Aed jokes
I caught my sister licking up and down and deep throating a banana. I said, "Why are you doing that for?" She replied, "I'm doing it for practice for your friends."
I told my mum that a few guys tell me that you're a MILF.
My mom said what that is. I reply, "Mom, I'd Like To Fuck." My mum started out to laugh, then she told me, "Well, now you need a new stepdad."
A blind man walked into me at a store. I said, "Watch it, bitch!" and he said, "Sorry, I didn't see you there."
Me: Have you ever went sky diving?
Friend: No.
Me: Well don't, it sucks.
Friend: Why?
Me: They gave me a parachute and I lived.
So I made a parody for "Me, Myself, and I." It goes like this: "Me, Myself, and I, I'm gonna drink bleach until I die!"
What did my grandpa say after he kicked the bucket?
Nothing, I unplugged his life support before he said a word.
One time this kid came back from school and said, "Mom I have one good news and one bad news, which one do you wanna hear first?" And his mom said, "Good news please," and the boy said, "I got 100% on my math test today." and his mom gave him a hug, and the boy said, "Now to the bad news, I LIED!"
Teacher: Take a seat, class.
Wheelchair person: I've been in the seat.
A person with a wheelchair makes a joke. No one laughs.
Inner thought: "Wheely Manerva, wheely."
How to make holy water:
1. Grab a pot.
2. Put water in it.
3. Set the stove to 420 degrees.
4. Boil the hell out of it.
My friend Nickiya wanted to know what animal she'd be. I said that she would be a "Ni-cat-a."
Why was the cow scared? Cause he had a nightmoo-r.
Is Will Smith a blacksmith?
What do you call a hill with cows on it?
A Moo-ntain.
My friend asks for a turkey burger on 4th of July. I say, "That's Thanksgiving, man!"

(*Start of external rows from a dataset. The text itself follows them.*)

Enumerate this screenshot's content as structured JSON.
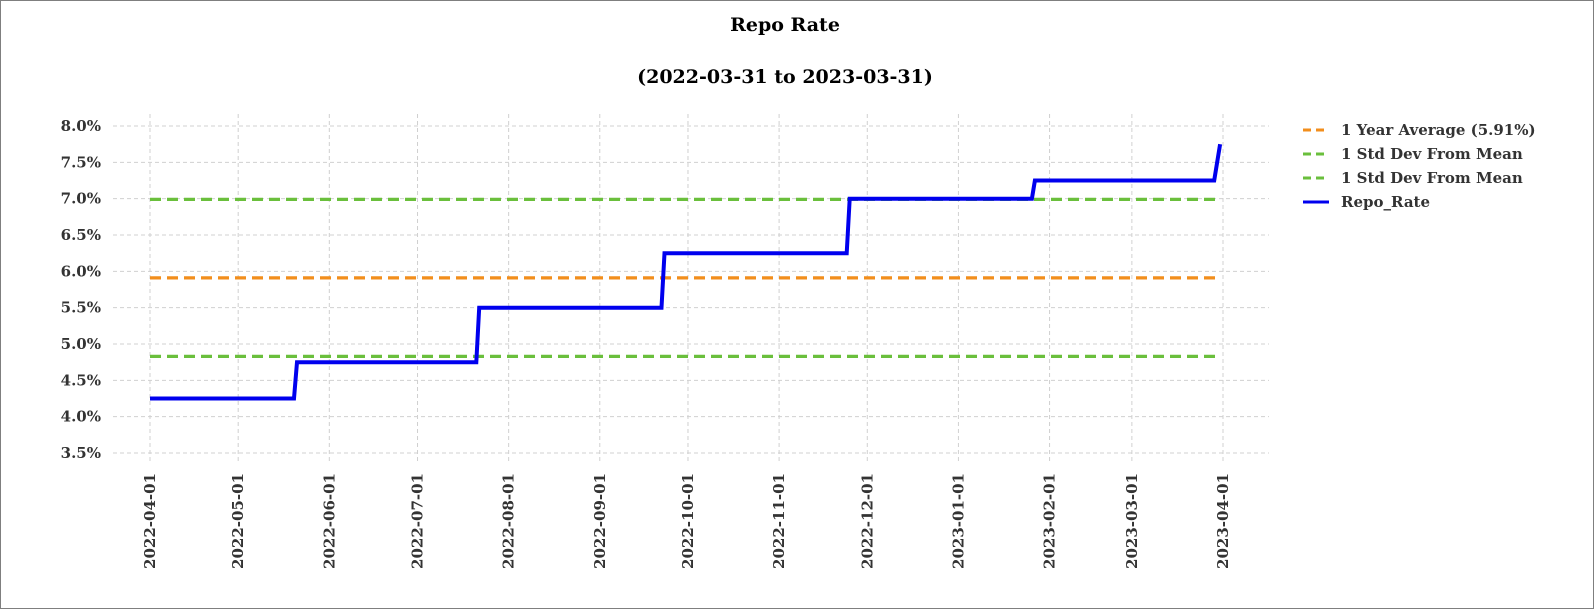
{
  "chart_data": {
    "type": "line",
    "title": "Repo Rate",
    "subtitle": "(2022-03-31 to 2023-03-31)",
    "xlabel": "",
    "ylabel": "",
    "x_range": [
      "2022-03-31",
      "2023-03-31"
    ],
    "ylim": [
      3.5,
      8.0
    ],
    "y_ticks": [
      3.5,
      4.0,
      4.5,
      5.0,
      5.5,
      6.0,
      6.5,
      7.0,
      7.5,
      8.0
    ],
    "y_tick_labels": [
      "3.5%",
      "4.0%",
      "4.5%",
      "5.0%",
      "5.5%",
      "6.0%",
      "6.5%",
      "7.0%",
      "7.5%",
      "8.0%"
    ],
    "x_ticks": [
      "2022-04-01",
      "2022-05-01",
      "2022-06-01",
      "2022-07-01",
      "2022-08-01",
      "2022-09-01",
      "2022-10-01",
      "2022-11-01",
      "2022-12-01",
      "2023-01-01",
      "2023-02-01",
      "2023-03-01",
      "2023-04-01"
    ],
    "grid": true,
    "legend_position": "right",
    "series": [
      {
        "name": "1 Year Average (5.91%)",
        "style": "dashed",
        "color": "#f28e1c",
        "x": [
          "2022-04-01",
          "2023-03-31"
        ],
        "y": [
          5.91,
          5.91
        ]
      },
      {
        "name": "1 Std Dev From Mean",
        "style": "dashed",
        "color": "#6abf3c",
        "x": [
          "2022-04-01",
          "2023-03-31"
        ],
        "y": [
          6.99,
          6.99
        ]
      },
      {
        "name": "1 Std Dev From Mean",
        "style": "dashed",
        "color": "#6abf3c",
        "x": [
          "2022-04-01",
          "2023-03-31"
        ],
        "y": [
          4.83,
          4.83
        ]
      },
      {
        "name": "Repo_Rate",
        "style": "step",
        "color": "#0000ee",
        "x": [
          "2022-04-01",
          "2022-05-20",
          "2022-05-21",
          "2022-07-21",
          "2022-07-22",
          "2022-09-22",
          "2022-09-23",
          "2022-11-24",
          "2022-11-25",
          "2023-01-26",
          "2023-01-27",
          "2023-03-29",
          "2023-03-31"
        ],
        "y": [
          4.25,
          4.25,
          4.75,
          4.75,
          5.5,
          5.5,
          6.25,
          6.25,
          7.0,
          7.0,
          7.25,
          7.25,
          7.75
        ]
      }
    ]
  }
}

What do you do when you made a misteak?
You do some yoga 🧘♀️ and say, "Namaaa steak."
What was the guy with no arms, legs, or a head name?
Matt.
You wanna know what's a concept? An orphan being homeschooled.
What's a homeless person's favorite cookie?
Pooreos.
Why were the tenants of the Twin Towers sad?
They ordered a pepperoni pizza, but they got PLANE.